Department of Computer Science, Stanford University, Stanford, CA, USA.
Department of Biomedical Informatics, Harvard University, Boston, MA, USA.
Nat Methods. 2020 Dec;17(12):1200-1206. doi: 10.1038/s41592-020-00979-3. Epub 2020 Oct 19.
Although tremendous effort has been put into cell-type annotation, identification of previously uncharacterized cell types in heterogeneous single-cell RNA-seq data remains a challenge. Here we present MARS, a meta-learning approach for identifying and annotating known as well as new cell types. MARS overcomes the heterogeneity of cell types by transferring latent cell representations across multiple datasets. MARS uses deep learning to learn a cell embedding function as well as a set of landmarks in the cell embedding space. The method has a unique ability to discover cell types that have never been seen before and annotate experiments that are as yet unannotated. We apply MARS to a large mouse cell atlas and show its ability to accurately identify cell types, even when it has never seen them before. Further, MARS automatically generates interpretable names for new cell types by probabilistically defining a cell type in the embedding space.
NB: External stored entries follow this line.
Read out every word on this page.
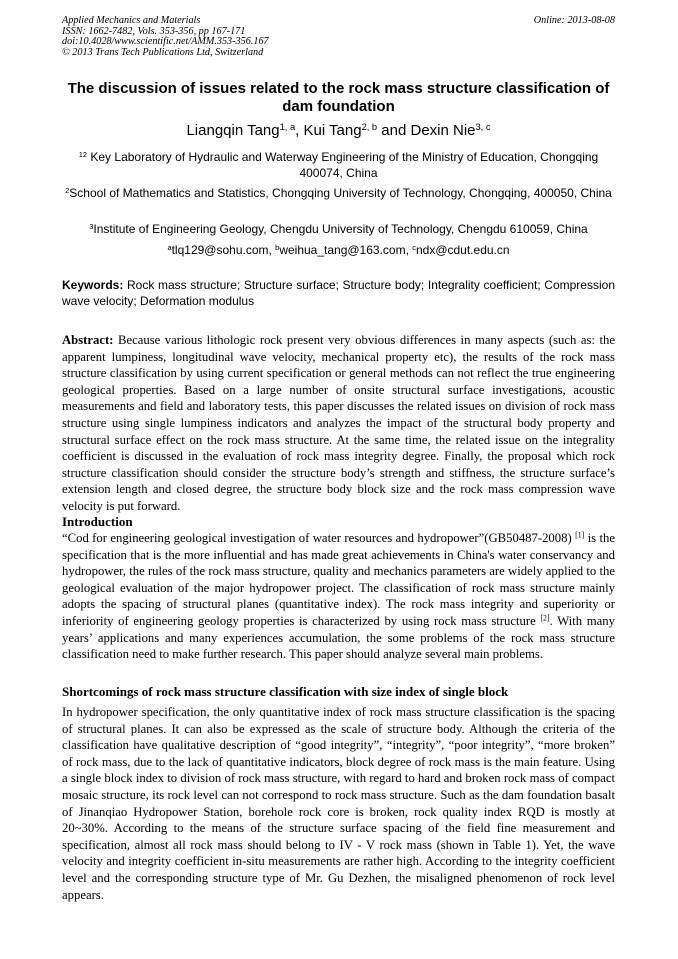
Applied Mechanics and Materials
ISSN: 1662-7482, Vols. 353-356, pp 167-171
doi:10.4028/www.scientific.net/AMM.353-356.167
© 2013 Trans Tech Publications Ltd, Switzerland
Online: 2013-08-08
The discussion of issues related to the rock mass structure classification of dam foundation
Liangqin Tang$^{1, a}$, Kui Tang$^{2, b}$ and Dexin Nie$^{3, c}$
$^{12}$ Key Laboratory of Hydraulic and Waterway Engineering of the Ministry of Education, Chongqing 400074, China
$^2$School of Mathematics and Statistics, Chongqing University of Technology, Chongqing, 400050, China
$^3$Institute of Engineering Geology, Chengdu University of Technology, Chengdu 610059, China
$^a$tlq129@sohu.com, $^b$weihua_tang@163.com, $^c$ndx@cdut.edu.cn
Keywords: Rock mass structure; Structure surface; Structure body; Integrality coefficient; Compression wave velocity; Deformation modulus
Abstract: Because various lithologic rock present very obvious differences in many aspects (such as: the apparent lumpiness, longitudinal wave velocity, mechanical property etc), the results of the rock mass structure classification by using current specification or general methods can not reflect the true engineering geological properties. Based on a large number of onsite structural surface investigations, acoustic measurements and field and laboratory tests, this paper discusses the related issues on division of rock mass structure using single lumpiness indicators and analyzes the impact of the structural body property and structural surface effect on the rock mass structure. At the same time, the related issue on the integrality coefficient is discussed in the evaluation of rock mass integrity degree. Finally, the proposal which rock structure classification should consider the structure body’s strength and stiffness, the structure surface’s extension length and closed degree, the structure body block size and the rock mass compression wave velocity is put forward.
Introduction
“Cod for engineering geological investigation of water resources and hydropower”(GB50487-2008) [1] is the specification that is the more influential and has made great achievements in China's water conservancy and hydropower, the rules of the rock mass structure, quality and mechanics parameters are widely applied to the geological evaluation of the major hydropower project. The classification of rock mass structure mainly adopts the spacing of structural planes (quantitative index). The rock mass integrity and superiority or inferiority of engineering geology properties is characterized by using rock mass structure [2]. With many years’ applications and many experiences accumulation, the some problems of the rock mass structure classification need to make further research. This paper should analyze several main problems.
Shortcomings of rock mass structure classification with size index of single block
In hydropower specification, the only quantitative index of rock mass structure classification is the spacing of structural planes. It can also be expressed as the scale of structure body. Although the criteria of the classification have qualitative description of “good integrity”, “integrity”, “poor integrity”, “more broken” of rock mass, due to the lack of quantitative indicators, block degree of rock mass is the main feature. Using a single block index to division of rock mass structure, with regard to hard and broken rock mass of compact mosaic structure, its rock level can not correspond to rock mass structure. Such as the dam foundation basalt of Jinanqiao Hydropower Station, borehole rock core is broken, rock quality index RQD is mostly at 20~30%. According to the means of the structure surface spacing of the field fine measurement and specification, almost all rock mass should belong to IV - V rock mass (shown in Table 1). Yet, the wave velocity and integrity coefficient in-situ measurements are rather high. According to the integrity coefficient level and the corresponding structure type of Mr. Gu Dezhen, the misaligned phenomenon of rock level appears.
尽管在细胞类型注释方面已经付出了巨大的努力,但在异质单细胞 RNA-seq 数据中识别以前未表征的细胞类型仍然是一个挑战。在这里,我们提出了 MARS,这是一种用于识别和注释已知和新细胞类型的元学习方法。MARS 通过在多个数据集之间转移潜在的细胞表示来克服细胞类型的异质性。MARS 使用深度学习来学习细胞嵌入函数以及细胞嵌入空间中的一组地标。该方法具有独特的能力,可以发现以前从未见过的细胞类型,并注释尚未注释的实验。我们将 MARS 应用于大型小鼠细胞图谱,并展示了其即使在从未见过它们的情况下也能准确识别细胞类型的能力。此外,MARS 通过在嵌入空间中概率地定义细胞类型,自动为新的细胞类型生成可解释的名称。